Quando si trattò di scegliere il colore del Golden Gate Bridge, l’architetto responsabile dell’opera Irving Morrow scelse l’arancione internazionale per rendere visibile il ponte alle navi in arrivo nella baia anche quando Karl The Fog – il nome dato dai residenti alla nebbia che caratterizza questo tratto di costa - rende impossibile distinguere qualsiasi cosa presente nella baia.

E sapevate che anche la Tour Eiffel è stata verniciata di giallo-arancio nel 1899? Sì, perché prima che venisse scelto il definitivo brun Eiffel nel 1968, la torre parigina ha indossato abiti di diversi colori con tonalità cangianti dal giallo all’ocra, all’arancione, appunto.

Nella moda, chi - inaspettatamente per il suo ruolo - amava vestire di arancione era la defunta regina Elisabetta: una tinta scelta probabilmente per meglio distinguersi e rendere più facile al personale della sicurezza controllarne gli spostamenti.

Infine, nell’ambito del marketing molte aziende famose hanno scelto questo colore per il proprio logo. Solo per citarne alcune: Amazon per il proprio “smile” e Wind, l’olandese TNT, forse per un motivo patriottico, e la danese Just Eat, che ne sottolineano l’associazione con un’idea rassicurante e amichevole, oppure le americane Harley Davidson e Nickelodeon per esprimere un’idea di avventura e di divertimento.
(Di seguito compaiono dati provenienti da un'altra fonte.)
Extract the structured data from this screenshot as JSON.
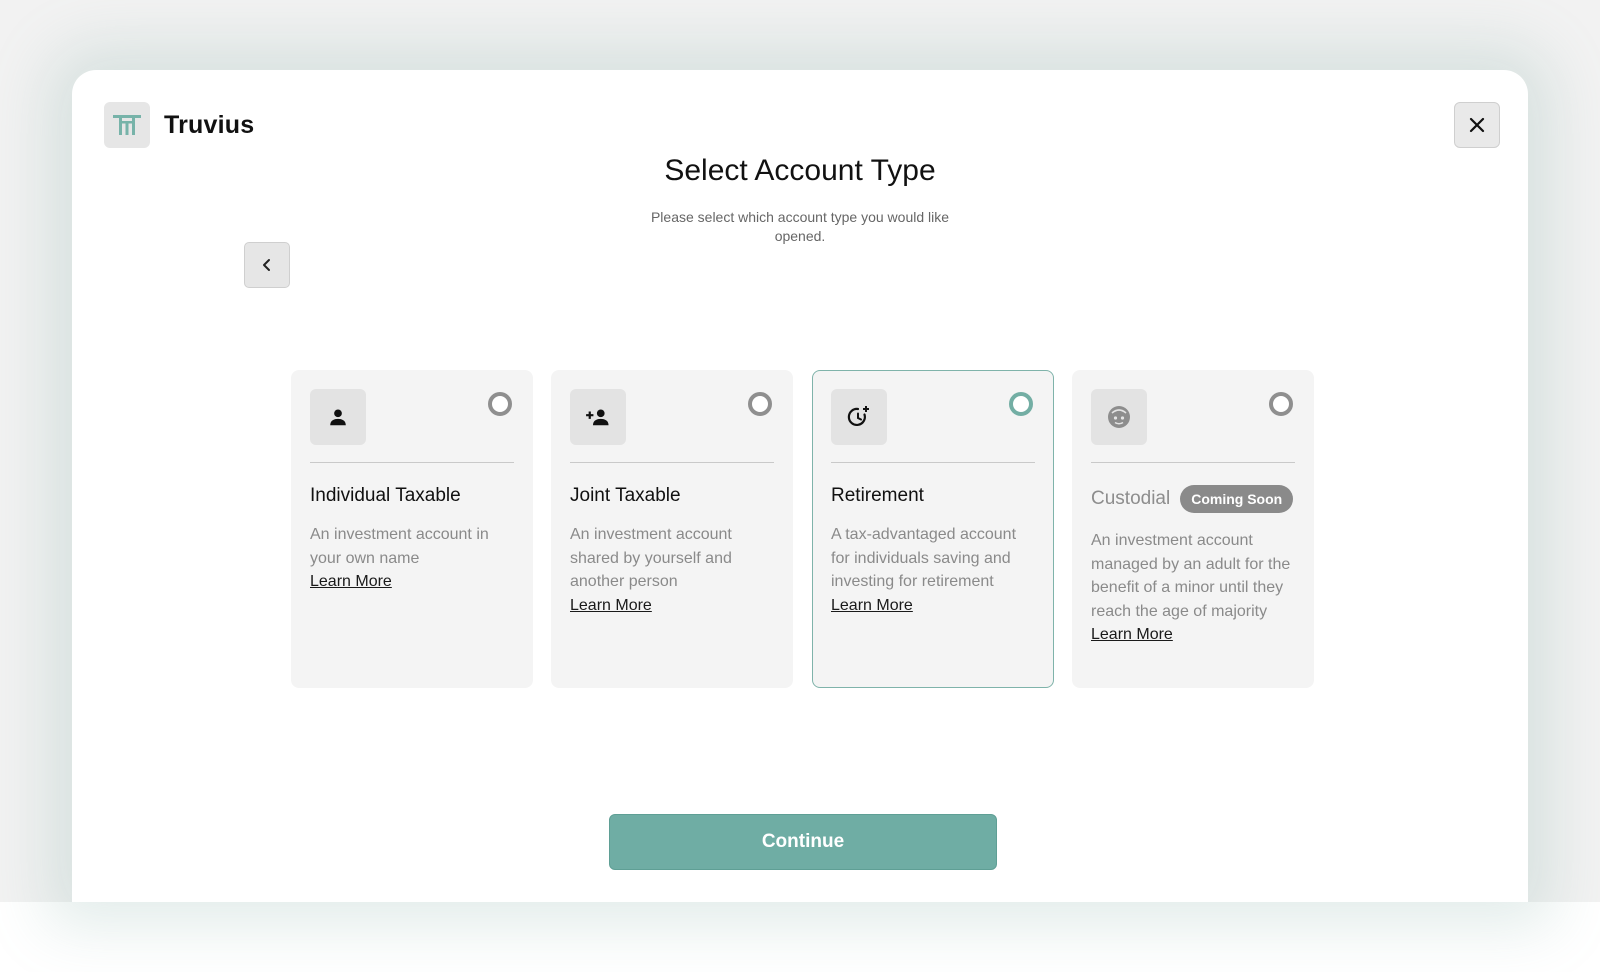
{
  "app": {
    "name": "Truvius"
  },
  "header": {
    "title": "Select Account Type",
    "subtitle": "Please select which account type you would like opened."
  },
  "nav": {
    "close_icon": "close-icon",
    "back_icon": "chevron-left-icon"
  },
  "cards": [
    {
      "title": "Individual Taxable",
      "description": "An investment account in your own name",
      "link": "Learn More",
      "icon": "person-icon",
      "selected": false
    },
    {
      "title": "Joint Taxable",
      "description": "An investment account shared by yourself and another person",
      "link": "Learn More",
      "icon": "person-add-icon",
      "selected": false
    },
    {
      "title": "Retirement",
      "description": "A tax-advantaged account for individuals saving and investing for retirement",
      "link": "Learn More",
      "icon": "retirement-clock-icon",
      "selected": true
    },
    {
      "title": "Custodial",
      "badge": "Coming Soon",
      "description": "An investment account managed by an adult for the benefit of a minor until they reach the age of majority",
      "link": "Learn More",
      "icon": "child-face-icon",
      "disabled": true
    }
  ],
  "footer": {
    "continue_label": "Continue"
  },
  "colors": {
    "accent": "#6fada4",
    "selected_border": "#7fb3aa",
    "card_bg": "#f4f4f4",
    "badge_bg": "#8a8a8a"
  }
}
Al termine di questo lungo excursus sulla storia dell’arancione, possiamo concludere che Kandinsky con la sua affermazione aveva sicuramente centrato l’essenza di questo colore rimasto per lungo tempo indefinito: l’arancione è il modo con cui il gioioso e più leggero giallo rende più accettabile agli occhi dell’uomo l’impetuosità e la violenza del rosso.